Kalau sekali trance pengembalian kondisi otak bisa memakan waktu kurang lebih 1–2 minggu, maka kondisi otak bisa rusak kalau kesurupan terjadi berkali-kali. Makin lama pengembalian kondisi otak ke kondisi normal, maka makin banyak perilaku otak yang terganggu.
“ Itulah kenapa akhirnya bisa menjadi gangguan mental yang sebenarnya, seperti halusinasi, waham, merasa seperti benar-benar dirasuki, atau bahkan mendengar bisikan untuk menyakiti diri sendiri karena merasa dikendalikan sesuatu yang bukan dirinya sendiri,” lanjut dr. Santi.

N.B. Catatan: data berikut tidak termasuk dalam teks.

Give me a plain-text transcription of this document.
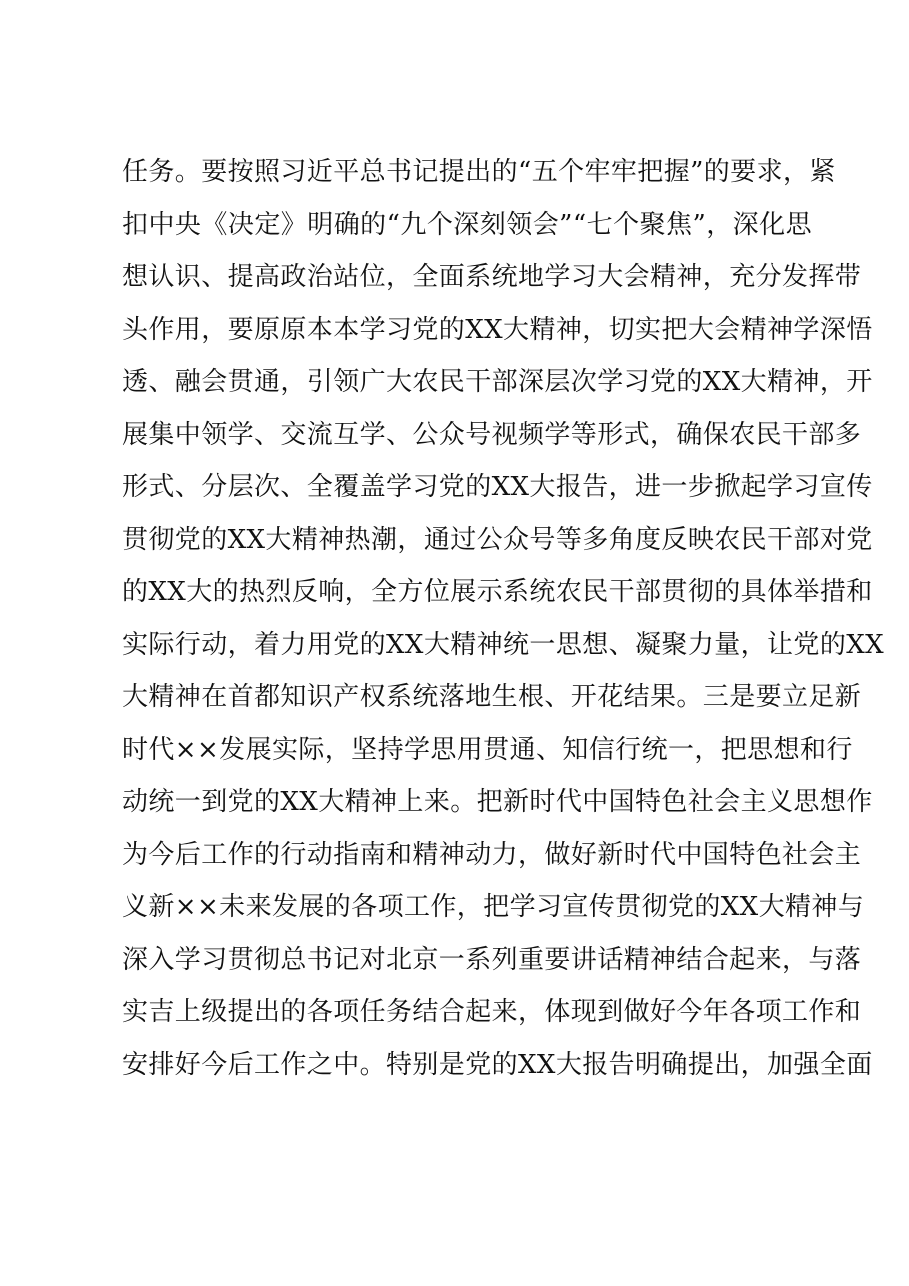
任务。要按照习近平总书记提出的“五个牢牢把握”的要求，紧
扣中央《决定》明确的“九个深刻领会”“七个聚焦”，深化思
想认识、提高政治站位，全面系统地学习大会精神，充分发挥带
头作用，要原原本本学习党的XX大精神，切实把大会精神学深悟
透、融会贯通，引领广大农民干部深层次学习党的XX大精神，开
展集中领学、交流互学、公众号视频学等形式，确保农民干部多
形式、分层次、全覆盖学习党的XX大报告，进一步掀起学习宣传
贯彻党的XX大精神热潮，通过公众号等多角度反映农民干部对党
的XX大的热烈反响，全方位展示系统农民干部贯彻的具体举措和
实际行动，着力用党的XX大精神统一思想、凝聚力量，让党的XX
大精神在首都知识产权系统落地生根、开花结果。三是要立足新
时代××发展实际，坚持学思用贯通、知信行统一，把思想和行
动统一到党的XX大精神上来。把新时代中国特色社会主义思想作
为今后工作的行动指南和精神动力，做好新时代中国特色社会主
义新××未来发展的各项工作，把学习宣传贯彻党的XX大精神与
深入学习贯彻总书记对北京一系列重要讲话精神结合起来，与落
实吉上级提出的各项任务结合起来，体现到做好今年各项工作和
安排好今后工作之中。特别是党的XX大报告明确提出，加强全面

Perlu diketahui, bahwa kesurupan bisa sembuh 100 persen. Selain itu, anggapan terhadap kesurupan harus berubah, yaitu kondisi medis atau mental yang sebenarnya bisa ditangani dan memang butuh pertolongan medis secepatnya.
" Jika trance dibiarkan, maka kerusakan pada otak bisa makin parah. Oleh karena itu, makin cepat bantuan diberikan, makin besar harapan untuk pulih," tekan dr. Santi.
Salah satu pengobatan yang umum adalah memberikan dopamine blocker untuk mengontrol produksi dopamin otak. Itulah kenapa, saat seseorang mengalami trance dan dilarikan ke rumah sakit, tindakan pertamanya adalah disuntik.
“ Bukan suntikan penenang, melainkan dengan dopamine blocker agar dopamin dalam otak bisa diblok,” jelas dr. Santi.
Tidak hanya saat trance, pemulihan pasca-kesurupan juga penting. Ada beberapa kondisi pasien yang harus 'dibersihkan'. Perlu dilihat apakah zat kimia pada otak sudah seimbang atau gelombang otaknya sudah kembali seperti semula. Hal ini demi mencegah kambuhnya kesurupan di kemudian hari.
“ Kenapa trance bisa berulang? Mungkin dia tidak kembali ke dalam posisi semula sebelum trance, yaitu saat gelombang dan zat kimia pada otaknya masih dalam keadaan bagus,” kata dr. Santi.
Ada beberapa kasus pasca-trance yang berlanjut menjadi halusinasi atau delusi atau waham. Ini karena produksi dopamin masih tidak seimbang sehingga pasien mengalami halusinasi visual dan audio.
“ Sering kali, orang menduga kalau ‘jin atau setannya belum keluar’. Padahal, ini adalah gejala sisa [post-trance] karena zat atau gelombang otak tidak kembali ke semula,” tambahnya.
Nah, jadi paham kan sekarang? Semoga informasi ini bermanfaat ya untuk kalian semua!